Downside: It's possible to have different values represented by a and b in Integer a b (though that is also true currently in a way...), but now it's even easier because you can do Integer 1 "2", or even Integer 1 "".

I think the Floatable variant should use the same approach.

I'm thinking we could remove the Hex variant in favor of Integer Int String. I think in most cases (at least in elm-review rules), we don't care how an integer is written but we care about the value more. If we care about integers written in hex, it's reasonably easy to check whether the string starts with 0x.

If Elm ever adds support for writing numbers like 10_000, then we will need to update the parser but we won't need to change the Expression type.

(This was inspired by issue https://github.com/avh4/elm-format/issues/690, where the problem seems to appear for smaller numbers than this one.)

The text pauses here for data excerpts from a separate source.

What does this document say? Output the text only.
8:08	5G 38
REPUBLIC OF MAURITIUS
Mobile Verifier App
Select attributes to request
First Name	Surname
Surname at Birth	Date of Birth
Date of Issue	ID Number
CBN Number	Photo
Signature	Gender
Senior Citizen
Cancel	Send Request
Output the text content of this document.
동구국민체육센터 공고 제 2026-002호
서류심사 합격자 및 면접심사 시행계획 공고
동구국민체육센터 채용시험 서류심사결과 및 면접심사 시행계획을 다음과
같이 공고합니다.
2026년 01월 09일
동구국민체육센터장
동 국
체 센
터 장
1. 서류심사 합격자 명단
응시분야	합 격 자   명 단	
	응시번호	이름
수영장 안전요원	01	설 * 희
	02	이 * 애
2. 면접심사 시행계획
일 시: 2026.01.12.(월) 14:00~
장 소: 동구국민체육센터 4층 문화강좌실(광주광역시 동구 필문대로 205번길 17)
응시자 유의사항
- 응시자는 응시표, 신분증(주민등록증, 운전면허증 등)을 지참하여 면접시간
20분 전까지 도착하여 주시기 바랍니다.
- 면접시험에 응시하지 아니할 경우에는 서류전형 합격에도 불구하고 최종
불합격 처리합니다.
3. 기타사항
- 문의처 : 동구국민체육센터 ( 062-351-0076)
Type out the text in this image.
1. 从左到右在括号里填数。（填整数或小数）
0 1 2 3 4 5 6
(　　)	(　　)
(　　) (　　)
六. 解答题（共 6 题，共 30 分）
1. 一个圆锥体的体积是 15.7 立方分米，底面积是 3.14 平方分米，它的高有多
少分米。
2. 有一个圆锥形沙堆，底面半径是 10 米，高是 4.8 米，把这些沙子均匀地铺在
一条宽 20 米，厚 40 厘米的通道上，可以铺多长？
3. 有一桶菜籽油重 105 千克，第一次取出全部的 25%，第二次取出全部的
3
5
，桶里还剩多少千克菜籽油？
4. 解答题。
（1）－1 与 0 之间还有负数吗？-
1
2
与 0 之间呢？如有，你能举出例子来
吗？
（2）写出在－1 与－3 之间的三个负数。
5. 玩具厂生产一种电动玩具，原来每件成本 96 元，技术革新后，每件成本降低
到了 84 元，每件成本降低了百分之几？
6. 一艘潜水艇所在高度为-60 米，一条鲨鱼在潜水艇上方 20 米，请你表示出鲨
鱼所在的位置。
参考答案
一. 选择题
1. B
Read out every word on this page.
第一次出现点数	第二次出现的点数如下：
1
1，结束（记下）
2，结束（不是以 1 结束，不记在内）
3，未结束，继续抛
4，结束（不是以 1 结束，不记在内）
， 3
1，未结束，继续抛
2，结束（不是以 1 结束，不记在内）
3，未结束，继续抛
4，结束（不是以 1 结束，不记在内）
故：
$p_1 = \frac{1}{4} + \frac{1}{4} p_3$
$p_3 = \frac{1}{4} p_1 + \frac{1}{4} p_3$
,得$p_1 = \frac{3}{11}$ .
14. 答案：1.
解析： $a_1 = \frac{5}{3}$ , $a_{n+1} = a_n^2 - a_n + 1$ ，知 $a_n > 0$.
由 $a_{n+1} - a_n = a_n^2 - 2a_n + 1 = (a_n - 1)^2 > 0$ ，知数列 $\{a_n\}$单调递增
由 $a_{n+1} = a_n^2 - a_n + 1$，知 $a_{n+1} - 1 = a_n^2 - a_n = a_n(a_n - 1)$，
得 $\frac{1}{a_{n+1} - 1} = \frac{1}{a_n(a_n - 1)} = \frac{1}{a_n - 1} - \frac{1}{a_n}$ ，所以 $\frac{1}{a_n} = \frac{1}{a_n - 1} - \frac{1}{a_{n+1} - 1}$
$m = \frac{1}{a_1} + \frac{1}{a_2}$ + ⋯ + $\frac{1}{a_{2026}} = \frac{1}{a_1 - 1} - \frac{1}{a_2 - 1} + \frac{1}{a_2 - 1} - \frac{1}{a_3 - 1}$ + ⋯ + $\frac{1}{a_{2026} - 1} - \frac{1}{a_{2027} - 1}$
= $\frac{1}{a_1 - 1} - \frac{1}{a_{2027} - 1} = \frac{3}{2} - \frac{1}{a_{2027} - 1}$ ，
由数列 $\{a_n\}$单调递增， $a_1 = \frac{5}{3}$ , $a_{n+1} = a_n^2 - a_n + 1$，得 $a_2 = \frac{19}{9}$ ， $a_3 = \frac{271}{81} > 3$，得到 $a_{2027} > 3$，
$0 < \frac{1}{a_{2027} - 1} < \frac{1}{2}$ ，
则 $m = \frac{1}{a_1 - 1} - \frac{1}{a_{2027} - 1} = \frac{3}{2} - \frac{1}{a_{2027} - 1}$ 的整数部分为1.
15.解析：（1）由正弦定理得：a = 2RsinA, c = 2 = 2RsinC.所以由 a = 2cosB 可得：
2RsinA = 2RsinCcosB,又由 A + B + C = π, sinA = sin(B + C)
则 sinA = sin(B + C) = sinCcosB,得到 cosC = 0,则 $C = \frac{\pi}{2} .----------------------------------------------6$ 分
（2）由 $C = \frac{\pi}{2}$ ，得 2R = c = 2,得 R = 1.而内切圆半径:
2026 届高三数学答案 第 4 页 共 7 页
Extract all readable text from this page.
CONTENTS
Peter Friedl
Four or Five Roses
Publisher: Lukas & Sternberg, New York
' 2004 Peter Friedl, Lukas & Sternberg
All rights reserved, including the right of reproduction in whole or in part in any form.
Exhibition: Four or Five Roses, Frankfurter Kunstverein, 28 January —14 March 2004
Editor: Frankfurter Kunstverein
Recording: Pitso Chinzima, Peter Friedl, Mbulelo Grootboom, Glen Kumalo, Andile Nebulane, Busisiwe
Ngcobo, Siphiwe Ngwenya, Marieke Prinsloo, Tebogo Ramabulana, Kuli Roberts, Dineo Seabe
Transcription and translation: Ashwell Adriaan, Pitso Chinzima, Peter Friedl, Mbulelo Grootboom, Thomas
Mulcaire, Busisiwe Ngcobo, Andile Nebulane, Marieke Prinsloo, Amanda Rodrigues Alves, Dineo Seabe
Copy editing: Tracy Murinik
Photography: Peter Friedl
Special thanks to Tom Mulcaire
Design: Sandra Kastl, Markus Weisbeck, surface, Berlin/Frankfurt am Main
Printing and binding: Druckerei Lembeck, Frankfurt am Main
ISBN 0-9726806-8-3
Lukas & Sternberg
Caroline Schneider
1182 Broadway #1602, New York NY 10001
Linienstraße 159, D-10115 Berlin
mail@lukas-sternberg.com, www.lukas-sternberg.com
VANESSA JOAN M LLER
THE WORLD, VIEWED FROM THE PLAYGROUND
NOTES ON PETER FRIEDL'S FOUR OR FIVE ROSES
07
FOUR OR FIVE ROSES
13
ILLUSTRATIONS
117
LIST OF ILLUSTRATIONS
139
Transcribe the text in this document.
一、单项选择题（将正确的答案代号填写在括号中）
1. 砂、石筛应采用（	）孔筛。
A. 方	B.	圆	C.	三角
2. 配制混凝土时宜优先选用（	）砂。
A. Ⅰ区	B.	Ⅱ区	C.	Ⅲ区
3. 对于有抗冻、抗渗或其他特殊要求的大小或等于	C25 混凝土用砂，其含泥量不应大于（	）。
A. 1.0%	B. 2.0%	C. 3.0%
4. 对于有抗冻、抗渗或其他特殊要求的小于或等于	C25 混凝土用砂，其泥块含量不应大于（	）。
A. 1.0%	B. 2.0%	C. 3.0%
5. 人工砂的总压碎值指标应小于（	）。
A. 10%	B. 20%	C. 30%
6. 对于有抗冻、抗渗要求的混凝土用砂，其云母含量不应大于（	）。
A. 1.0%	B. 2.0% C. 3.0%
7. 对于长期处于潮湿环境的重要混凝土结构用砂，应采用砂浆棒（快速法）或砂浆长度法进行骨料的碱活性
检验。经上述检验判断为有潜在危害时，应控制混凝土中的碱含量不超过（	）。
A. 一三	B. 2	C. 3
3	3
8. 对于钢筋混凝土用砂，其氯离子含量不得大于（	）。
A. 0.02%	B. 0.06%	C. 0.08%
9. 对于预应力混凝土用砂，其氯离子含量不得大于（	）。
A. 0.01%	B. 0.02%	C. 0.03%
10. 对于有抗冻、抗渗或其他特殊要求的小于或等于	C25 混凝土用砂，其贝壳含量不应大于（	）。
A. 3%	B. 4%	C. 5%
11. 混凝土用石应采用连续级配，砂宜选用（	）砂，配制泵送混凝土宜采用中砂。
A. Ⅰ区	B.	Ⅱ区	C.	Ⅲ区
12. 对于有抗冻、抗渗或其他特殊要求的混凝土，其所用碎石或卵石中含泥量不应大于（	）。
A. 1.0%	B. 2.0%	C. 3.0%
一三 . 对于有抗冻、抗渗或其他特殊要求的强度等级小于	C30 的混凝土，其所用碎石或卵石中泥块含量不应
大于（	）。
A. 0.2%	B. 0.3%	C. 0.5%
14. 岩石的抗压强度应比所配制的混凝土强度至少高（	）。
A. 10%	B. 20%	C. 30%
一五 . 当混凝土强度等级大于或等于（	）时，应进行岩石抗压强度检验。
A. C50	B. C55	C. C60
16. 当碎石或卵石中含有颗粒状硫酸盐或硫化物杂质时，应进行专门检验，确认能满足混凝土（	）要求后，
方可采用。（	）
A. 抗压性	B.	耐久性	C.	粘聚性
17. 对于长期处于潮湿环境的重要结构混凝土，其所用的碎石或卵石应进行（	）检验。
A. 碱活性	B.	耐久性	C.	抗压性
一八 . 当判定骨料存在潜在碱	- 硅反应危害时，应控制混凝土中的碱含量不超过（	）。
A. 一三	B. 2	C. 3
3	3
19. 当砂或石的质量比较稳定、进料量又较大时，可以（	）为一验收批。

MartinSStewart commented 3 years ago

Will a user want to do math with the Integer or Floatable value? If it contains a string instead of an Int or Float then we've left it up to them to parse the string and they might forget to handle edge cases like hex values. Maybe we could instead have an opaque type that contains the number and helper functions like isHex: IntegerValue -> Bool, toInt : IntegerValue -> Maybe Int, toString : IntegerValue -> String, etc?

jfmengels commented 1 year ago

I don't think people will do math on the expressions no, but I think people will potentially want to pattern match on the numbers Integer 1 _ ->, which is not possible with an opaque type.